Alla base della decisione presa da Tosti sembrerebbe esserci la soppressione di un posto di lavoro nella parte amministrativa della società (occupato da Marco Arturo Costantini): “La mia unica intenzione era quella di ridurre un costo non fondamentale per la società, da imprenditore devo ottimizzare i costi e cercare di generare profitti. Gestisco un gruppo con oltre 2000 dipendenti e credo nel corso degli anni di aver dimostrato qualcosa”. Pulcinelli e Tosti non si sono parlati dopo la decisione del presidente: “Sicuramente ci incontreremo con Giuliano.
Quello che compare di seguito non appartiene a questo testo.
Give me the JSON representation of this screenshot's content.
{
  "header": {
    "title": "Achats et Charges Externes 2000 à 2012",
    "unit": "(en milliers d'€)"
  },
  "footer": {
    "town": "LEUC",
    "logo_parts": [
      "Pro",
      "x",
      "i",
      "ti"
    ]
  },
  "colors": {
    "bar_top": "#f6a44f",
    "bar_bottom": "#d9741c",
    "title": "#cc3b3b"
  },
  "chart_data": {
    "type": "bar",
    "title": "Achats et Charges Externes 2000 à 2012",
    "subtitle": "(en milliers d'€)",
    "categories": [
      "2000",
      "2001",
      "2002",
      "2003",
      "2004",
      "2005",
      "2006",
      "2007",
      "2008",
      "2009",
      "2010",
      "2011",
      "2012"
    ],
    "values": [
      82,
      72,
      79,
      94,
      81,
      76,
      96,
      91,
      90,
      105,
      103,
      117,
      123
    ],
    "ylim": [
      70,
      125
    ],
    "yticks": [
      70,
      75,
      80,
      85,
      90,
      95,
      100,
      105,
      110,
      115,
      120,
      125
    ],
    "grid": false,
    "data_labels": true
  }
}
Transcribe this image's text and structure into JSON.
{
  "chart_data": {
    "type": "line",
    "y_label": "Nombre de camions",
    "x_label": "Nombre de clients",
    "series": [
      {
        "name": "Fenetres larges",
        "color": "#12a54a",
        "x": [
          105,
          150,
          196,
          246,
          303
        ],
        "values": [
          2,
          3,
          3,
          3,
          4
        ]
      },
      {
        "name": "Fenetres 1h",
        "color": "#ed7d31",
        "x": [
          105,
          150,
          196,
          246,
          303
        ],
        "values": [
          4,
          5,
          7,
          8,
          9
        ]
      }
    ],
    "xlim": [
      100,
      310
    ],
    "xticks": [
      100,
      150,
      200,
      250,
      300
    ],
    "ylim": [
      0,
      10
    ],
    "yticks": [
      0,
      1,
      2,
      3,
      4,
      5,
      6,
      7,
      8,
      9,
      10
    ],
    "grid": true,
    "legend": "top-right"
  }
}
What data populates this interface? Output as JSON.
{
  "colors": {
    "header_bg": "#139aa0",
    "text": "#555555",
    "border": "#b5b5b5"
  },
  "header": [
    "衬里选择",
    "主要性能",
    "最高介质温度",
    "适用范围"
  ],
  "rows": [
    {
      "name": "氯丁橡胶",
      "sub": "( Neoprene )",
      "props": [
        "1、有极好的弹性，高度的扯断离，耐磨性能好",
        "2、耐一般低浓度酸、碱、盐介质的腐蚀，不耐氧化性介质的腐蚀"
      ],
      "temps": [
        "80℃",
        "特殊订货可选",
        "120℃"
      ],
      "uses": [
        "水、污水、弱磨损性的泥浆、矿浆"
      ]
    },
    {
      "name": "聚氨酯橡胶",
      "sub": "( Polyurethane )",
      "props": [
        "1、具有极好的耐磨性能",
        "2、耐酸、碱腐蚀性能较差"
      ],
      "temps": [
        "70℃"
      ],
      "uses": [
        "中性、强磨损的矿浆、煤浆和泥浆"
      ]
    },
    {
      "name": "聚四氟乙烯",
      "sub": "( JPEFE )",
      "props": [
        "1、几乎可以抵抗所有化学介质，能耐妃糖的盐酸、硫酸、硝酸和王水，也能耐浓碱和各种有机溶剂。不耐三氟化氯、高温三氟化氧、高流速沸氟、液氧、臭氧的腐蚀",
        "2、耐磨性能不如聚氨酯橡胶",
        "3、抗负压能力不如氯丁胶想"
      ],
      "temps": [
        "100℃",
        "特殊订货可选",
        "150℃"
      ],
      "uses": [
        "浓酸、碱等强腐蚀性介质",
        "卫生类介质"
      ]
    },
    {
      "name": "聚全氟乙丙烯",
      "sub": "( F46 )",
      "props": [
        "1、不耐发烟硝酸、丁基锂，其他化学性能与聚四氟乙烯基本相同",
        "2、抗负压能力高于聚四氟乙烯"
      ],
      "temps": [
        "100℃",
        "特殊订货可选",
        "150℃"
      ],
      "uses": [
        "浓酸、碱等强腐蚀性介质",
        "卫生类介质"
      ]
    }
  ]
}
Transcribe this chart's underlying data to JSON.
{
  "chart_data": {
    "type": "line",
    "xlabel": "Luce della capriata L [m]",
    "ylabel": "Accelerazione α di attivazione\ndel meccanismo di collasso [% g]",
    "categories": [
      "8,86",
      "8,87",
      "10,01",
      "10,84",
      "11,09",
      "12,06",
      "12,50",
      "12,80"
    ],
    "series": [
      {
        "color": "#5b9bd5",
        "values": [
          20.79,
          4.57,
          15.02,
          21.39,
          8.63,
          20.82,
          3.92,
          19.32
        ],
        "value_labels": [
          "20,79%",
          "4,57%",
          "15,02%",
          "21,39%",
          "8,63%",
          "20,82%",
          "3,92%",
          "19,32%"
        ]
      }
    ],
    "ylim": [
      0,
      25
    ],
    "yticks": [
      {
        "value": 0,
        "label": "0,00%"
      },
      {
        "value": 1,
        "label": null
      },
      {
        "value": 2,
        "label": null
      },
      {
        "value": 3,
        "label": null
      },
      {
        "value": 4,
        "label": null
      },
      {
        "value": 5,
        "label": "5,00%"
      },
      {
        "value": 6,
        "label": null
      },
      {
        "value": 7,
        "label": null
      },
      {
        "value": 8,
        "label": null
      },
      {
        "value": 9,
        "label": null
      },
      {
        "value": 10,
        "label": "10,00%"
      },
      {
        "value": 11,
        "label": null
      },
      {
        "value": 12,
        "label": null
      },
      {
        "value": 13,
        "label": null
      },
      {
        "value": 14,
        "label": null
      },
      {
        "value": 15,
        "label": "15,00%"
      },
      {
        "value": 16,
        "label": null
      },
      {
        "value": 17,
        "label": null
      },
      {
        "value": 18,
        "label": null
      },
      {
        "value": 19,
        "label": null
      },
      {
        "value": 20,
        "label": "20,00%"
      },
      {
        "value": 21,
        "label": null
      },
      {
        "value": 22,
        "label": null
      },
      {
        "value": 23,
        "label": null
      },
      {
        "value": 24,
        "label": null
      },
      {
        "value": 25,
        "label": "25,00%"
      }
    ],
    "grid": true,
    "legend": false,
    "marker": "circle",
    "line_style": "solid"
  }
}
Ieri mi ha comunicato che probabilmente resta socio della società ma conferma le dimissioni“. Nelle ultime ore era circolata la voce di un possibile spostamento della sede amministrativa da Ascoli a Roma: “Non nego che la cosa era stata presa in esame – dice Pulcinelli – Ne avevamo parlato nel corso di un Cda a giugno ma per tutta una serie di motivazioni la cosa era stata bocciata e la sede rimane e rimarrà ad Ascoli”. La speranza della piazza è che il tutto si possa ricomporre: la figura di Giuliano Tosti è talmente importante per la città e per l’Ascoli calcio che l’opzione B non vuole, e non deve, essere presa in considerazione da nessuno.